Is the Leader of the House aware that the faint hope which we have of discussing the Private Member's Bill tomorrow relates only to quite minormatters affecting the recommendations of the Royal Commission on Betting and Lotteries? May I put this point to him, as I have put it to him before: he will be aware that the Royal Commission was set up under the chairmanship of a former Conservative Minister, that it was set up in April, 1949, and that it made its recommendations. I think, in March, 1951. There were two years' hard work on that Report and many of the facts and figures are becoming out of date. If the right hon. Gentleman is not prepared to find time for a discussion of the Royal Commission's Report, will he be good enough, on behalf of the Government and the Opposition, to send a letter to the members of the Commission apologising for the contempt and indifference with which their two years of work is being treated?

Mr. Bing

Despite his very full programme for next week, would the Leader of the House find time for a statement by the Foreign Secretary on the legal position of Formosa, in view of the fact that the Senate of the United States has ratified the Treaty with Chiang Kai-shek on exactly contrary legal principles to those set out in a Written answer by the Foreign Secretary?

Mr. S. Silverman

Reverting to the question by the noble Lord the Member for Dorset, South (Viscount Hinchingbrooke), and having regard to the very discouraging answer which the Leader of the House gave to the question of my right hon. Friend the Member for Ebbw Vale (Mr. Bevan), can he say at what stage the House may have an opportunity of discussing the critical state of affairs in the Far East so as to enable it to understand at least what Government policy is? If the usual channels in this matter are getting a little obscure, perhaps the noble Lord and I might be able to clear them up for the right hon. Gentleman.

Mr. Crookshank

The hon. Member seems to be asking about a different point. The Motion of his right hon. Friend the Member for Ebbw Vale (Mr. Bevan) has nothing to do with Formosa at all. It is quite a different set of problems. All I said was that I am unable to find any time next week for a debate on this subject, but we are in the Supply season and it is open to the Opposition to ask for a debate when they like.
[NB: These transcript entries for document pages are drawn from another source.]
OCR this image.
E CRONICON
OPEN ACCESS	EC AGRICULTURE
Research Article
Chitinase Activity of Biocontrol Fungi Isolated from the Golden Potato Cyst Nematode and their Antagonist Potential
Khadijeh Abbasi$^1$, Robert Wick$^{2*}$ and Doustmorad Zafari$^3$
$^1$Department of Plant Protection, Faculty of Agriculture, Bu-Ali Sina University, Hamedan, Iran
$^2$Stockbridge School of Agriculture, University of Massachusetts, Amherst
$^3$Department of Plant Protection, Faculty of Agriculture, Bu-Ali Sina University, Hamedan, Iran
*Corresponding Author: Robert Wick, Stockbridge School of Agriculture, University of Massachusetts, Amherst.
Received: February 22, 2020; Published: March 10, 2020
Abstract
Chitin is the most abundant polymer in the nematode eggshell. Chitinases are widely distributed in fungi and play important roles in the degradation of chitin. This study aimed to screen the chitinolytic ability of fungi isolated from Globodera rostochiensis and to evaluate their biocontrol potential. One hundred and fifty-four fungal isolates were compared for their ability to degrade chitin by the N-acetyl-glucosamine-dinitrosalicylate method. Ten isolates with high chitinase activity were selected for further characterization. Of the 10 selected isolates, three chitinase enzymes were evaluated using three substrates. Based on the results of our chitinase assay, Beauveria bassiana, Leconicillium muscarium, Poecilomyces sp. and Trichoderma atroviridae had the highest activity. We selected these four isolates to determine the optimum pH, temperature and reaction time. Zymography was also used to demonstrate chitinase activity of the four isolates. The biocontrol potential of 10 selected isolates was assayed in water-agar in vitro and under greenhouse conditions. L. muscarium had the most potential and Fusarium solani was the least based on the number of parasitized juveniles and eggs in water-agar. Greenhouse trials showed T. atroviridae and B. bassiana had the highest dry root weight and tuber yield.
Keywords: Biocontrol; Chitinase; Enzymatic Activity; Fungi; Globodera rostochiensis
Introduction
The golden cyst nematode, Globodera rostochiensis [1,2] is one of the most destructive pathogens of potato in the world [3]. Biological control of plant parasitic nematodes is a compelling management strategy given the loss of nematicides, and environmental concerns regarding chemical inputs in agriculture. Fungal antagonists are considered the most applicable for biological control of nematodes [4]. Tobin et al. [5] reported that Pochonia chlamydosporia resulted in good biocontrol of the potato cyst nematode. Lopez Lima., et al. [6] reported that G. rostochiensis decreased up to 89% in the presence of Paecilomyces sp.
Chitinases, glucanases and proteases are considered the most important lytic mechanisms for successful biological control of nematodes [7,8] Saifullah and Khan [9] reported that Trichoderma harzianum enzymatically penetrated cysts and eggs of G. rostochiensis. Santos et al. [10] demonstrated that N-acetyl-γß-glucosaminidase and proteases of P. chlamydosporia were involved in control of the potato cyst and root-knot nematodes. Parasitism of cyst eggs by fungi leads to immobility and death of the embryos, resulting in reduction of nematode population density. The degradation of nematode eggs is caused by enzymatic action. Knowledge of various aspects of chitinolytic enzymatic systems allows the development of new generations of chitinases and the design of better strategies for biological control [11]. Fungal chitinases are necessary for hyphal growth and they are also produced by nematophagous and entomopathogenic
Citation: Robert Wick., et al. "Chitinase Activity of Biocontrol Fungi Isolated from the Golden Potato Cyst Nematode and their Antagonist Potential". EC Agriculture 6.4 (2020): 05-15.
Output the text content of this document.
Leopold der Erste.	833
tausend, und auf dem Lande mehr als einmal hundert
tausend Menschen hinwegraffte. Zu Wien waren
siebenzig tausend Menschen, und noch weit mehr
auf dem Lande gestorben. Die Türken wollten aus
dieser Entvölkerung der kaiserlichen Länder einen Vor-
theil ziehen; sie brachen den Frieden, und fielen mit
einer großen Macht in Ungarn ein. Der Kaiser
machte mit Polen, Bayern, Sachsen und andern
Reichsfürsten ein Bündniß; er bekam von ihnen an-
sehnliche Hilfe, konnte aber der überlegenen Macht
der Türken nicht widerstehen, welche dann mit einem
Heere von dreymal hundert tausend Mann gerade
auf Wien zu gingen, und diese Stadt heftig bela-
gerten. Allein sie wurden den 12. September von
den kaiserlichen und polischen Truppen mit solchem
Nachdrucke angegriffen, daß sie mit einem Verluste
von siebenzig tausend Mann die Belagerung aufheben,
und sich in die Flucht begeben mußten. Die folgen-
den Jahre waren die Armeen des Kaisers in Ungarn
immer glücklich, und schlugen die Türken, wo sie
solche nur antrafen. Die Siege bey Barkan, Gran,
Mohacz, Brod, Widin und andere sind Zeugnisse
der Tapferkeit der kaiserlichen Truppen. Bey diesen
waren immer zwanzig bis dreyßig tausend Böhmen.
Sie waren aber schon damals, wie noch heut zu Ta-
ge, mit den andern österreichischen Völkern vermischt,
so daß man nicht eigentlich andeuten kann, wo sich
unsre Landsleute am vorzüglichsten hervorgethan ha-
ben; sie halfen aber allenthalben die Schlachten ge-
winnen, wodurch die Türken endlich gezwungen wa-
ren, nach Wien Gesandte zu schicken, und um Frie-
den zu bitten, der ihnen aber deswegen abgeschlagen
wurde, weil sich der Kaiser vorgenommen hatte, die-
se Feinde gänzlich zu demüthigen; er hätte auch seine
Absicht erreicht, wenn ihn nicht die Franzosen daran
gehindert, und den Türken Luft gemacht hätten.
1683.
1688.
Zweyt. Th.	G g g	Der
In fact, there is a Supply day next week and they have chosen the subject of monopolies.

Mr. Bevan

Is the right hon. Gentleman aware that the Resolution which the House carried unanimously last April would embrace the Far East as well as Europe—all causes of tension in the world and a desire for their reduction—and therefore is an all-embracing Resolution which the Government have neglected for nearly a year?

Mr. Harold Davies

Does not the Leader of the House realise that it is the duty of the House to try to clarify Britain's objective in Far Eastern, policy? Does he not think that before his right hon. Friend goes to Bangkok it is the duty of the House to discuss the position so that the people of Britain can see that we shall not be involved in any adventure whatever against China?